- There isn’t a standardized “usage_best_practice” command in the MCP spec that tells an LLM how to use an entire MCP server as a whole. The protocol defines primitives (tools, resources, prompts, progress, cancellation, logging, security), but no reserved command dedicated to server-wide best-practice guidance.[1][2][3]
- Some community guidance recommends providing an explicit “info” or similar tool that returns version, health, configuration, and usage guidance for a whole MCP server, but this is a convention, not a spec-mandated standard.[4]
- Enterprise and vendor guides discuss broader MCP “best practices” (architecture, security, latency, semantic layers), but these are deployment patterns, not a protocol-level “usage_best_practice” command.[5][6]
- The current MCP specification (e.g., 2025-06-18) defines capabilities like configuration, progress tracking, cancellation, error reporting, logging, and a strong section on security/user consent, but it does not define a dedicated, standardized tool name or command for “usage best practices” at server scope.[2]
- Official docs/intros frame MCP as a protocol for exposing tools/resources/prompts to models, without prescribing a global “how to use this server” command pattern.[7][3][1]
- Community best-practices suggest adding an “info” tool/subcommand that returns: server version, dependency status checks, and configuration issues—often used to give operators and LLMs a single place to learn how to interact with the server. This is recommended guidance rather than a standard, but it’s widely useful for whole-server usage help.[4]
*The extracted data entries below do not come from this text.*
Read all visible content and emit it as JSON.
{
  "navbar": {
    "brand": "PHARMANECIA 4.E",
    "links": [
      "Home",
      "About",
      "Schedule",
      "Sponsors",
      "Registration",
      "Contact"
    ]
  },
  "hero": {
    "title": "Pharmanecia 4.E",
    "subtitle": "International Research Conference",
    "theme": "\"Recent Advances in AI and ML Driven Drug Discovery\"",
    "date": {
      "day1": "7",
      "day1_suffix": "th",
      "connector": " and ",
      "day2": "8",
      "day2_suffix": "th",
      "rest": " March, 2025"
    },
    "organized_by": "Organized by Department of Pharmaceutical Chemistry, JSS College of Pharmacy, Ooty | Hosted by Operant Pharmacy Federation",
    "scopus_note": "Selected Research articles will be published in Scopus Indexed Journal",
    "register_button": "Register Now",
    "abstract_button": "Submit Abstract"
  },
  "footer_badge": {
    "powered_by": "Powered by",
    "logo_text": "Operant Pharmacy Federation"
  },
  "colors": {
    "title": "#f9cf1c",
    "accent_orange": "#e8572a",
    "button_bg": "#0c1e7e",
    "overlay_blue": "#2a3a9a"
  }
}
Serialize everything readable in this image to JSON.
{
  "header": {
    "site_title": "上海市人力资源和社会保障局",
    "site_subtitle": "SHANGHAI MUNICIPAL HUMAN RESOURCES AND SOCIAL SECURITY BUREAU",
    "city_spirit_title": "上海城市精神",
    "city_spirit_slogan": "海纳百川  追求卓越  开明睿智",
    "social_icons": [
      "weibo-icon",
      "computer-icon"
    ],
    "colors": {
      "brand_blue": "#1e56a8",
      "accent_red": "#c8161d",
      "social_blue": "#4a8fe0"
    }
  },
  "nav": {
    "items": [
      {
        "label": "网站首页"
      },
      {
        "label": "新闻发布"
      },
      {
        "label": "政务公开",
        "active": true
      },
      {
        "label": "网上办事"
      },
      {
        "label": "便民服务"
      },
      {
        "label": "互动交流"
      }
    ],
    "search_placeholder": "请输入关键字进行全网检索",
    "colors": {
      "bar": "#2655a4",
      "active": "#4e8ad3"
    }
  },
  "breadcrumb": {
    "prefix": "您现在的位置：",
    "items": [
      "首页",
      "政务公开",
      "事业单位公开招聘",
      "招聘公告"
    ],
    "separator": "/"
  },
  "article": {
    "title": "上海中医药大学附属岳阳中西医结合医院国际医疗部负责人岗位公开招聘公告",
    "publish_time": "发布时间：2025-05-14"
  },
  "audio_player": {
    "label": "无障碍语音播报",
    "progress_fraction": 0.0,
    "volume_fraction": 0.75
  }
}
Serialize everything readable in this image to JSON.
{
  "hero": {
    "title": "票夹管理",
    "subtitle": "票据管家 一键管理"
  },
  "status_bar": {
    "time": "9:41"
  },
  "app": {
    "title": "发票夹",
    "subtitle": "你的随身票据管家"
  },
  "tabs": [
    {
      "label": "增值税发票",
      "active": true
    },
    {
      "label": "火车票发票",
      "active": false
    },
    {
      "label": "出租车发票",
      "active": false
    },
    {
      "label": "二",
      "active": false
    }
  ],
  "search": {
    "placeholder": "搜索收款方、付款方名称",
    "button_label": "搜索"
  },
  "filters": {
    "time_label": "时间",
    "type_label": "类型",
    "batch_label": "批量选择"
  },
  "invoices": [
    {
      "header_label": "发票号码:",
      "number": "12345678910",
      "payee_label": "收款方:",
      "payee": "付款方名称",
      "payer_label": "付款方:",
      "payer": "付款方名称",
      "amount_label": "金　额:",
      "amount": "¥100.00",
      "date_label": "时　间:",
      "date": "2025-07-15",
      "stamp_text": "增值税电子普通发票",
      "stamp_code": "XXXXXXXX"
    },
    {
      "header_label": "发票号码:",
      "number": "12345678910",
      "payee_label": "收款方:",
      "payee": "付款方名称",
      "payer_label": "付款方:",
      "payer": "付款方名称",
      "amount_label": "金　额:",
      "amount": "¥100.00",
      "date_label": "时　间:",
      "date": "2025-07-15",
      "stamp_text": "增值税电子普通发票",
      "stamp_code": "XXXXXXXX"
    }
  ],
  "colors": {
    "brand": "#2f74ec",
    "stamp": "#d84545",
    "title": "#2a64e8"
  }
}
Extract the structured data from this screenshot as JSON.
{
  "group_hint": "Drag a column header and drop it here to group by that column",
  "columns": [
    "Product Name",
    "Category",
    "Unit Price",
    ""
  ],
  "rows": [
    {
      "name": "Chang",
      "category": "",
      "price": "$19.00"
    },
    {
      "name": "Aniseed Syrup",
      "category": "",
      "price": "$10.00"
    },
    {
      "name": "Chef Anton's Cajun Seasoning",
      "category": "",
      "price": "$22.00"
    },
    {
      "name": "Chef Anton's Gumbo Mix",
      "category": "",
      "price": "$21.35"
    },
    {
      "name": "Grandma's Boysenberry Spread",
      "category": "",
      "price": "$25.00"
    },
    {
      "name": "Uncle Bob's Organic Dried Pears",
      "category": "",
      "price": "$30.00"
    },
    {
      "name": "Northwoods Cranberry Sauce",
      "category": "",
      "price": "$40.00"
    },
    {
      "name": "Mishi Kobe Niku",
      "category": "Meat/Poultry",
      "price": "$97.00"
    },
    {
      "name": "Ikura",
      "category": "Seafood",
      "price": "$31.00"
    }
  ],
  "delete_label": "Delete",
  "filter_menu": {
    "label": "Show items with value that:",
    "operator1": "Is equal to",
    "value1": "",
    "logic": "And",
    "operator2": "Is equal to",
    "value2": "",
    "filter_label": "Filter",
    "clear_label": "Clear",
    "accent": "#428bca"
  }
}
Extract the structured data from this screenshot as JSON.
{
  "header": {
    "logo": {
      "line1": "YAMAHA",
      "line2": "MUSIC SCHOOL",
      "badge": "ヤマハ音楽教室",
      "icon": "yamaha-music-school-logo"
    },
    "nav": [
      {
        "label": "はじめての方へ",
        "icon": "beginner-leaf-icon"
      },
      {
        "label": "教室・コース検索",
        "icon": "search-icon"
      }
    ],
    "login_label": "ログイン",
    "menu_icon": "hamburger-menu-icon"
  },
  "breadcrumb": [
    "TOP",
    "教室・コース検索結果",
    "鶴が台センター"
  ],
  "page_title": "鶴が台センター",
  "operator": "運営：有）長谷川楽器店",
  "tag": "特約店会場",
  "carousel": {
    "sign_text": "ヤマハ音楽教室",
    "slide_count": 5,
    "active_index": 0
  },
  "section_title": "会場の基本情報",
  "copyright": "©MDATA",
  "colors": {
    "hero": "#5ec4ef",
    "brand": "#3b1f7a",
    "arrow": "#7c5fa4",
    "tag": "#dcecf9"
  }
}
- Broader operational “best practices” exist (e.g., centralizing MCP server architecture, entity-scoped data guardrails, latency focus, semantic layer exposure), but these pertain to design/deployment and not to a specific MCP command name in the protocol.[6][5]
- If whole-server usage guidance is needed, implement an explicit tool (e.g., “server.info”, “help”, or “usage”) that returns:
- What the server does overall and intended usage patterns.
- Tool catalog summary with when-to-use guidance.
- Version/build info and environment checks.
- Auth/permission model explanation and safety constraints.
- Links or inline docs for more details.
- Document this tool in the server’s tool descriptions so clients/agents can reliably discover it. This aligns with community guidance on “info” while staying within the spec.[2][4]
Goal
Provide a single, discoverable tool response that explains how to use an MCP server as a whole (scope, patterns, safety, and constraints), since the MCP spec does not define a standard “usage_best_practice” command and this pattern is a convention rather than a protocol requirement.1234
Structure for the response text
Use a concise, fixed schema so agents and humans can both parse it. A practical pattern is a top-level summary plus machine-friendly sections. Keep it under ~800–1,000 words to avoid truncation in clients.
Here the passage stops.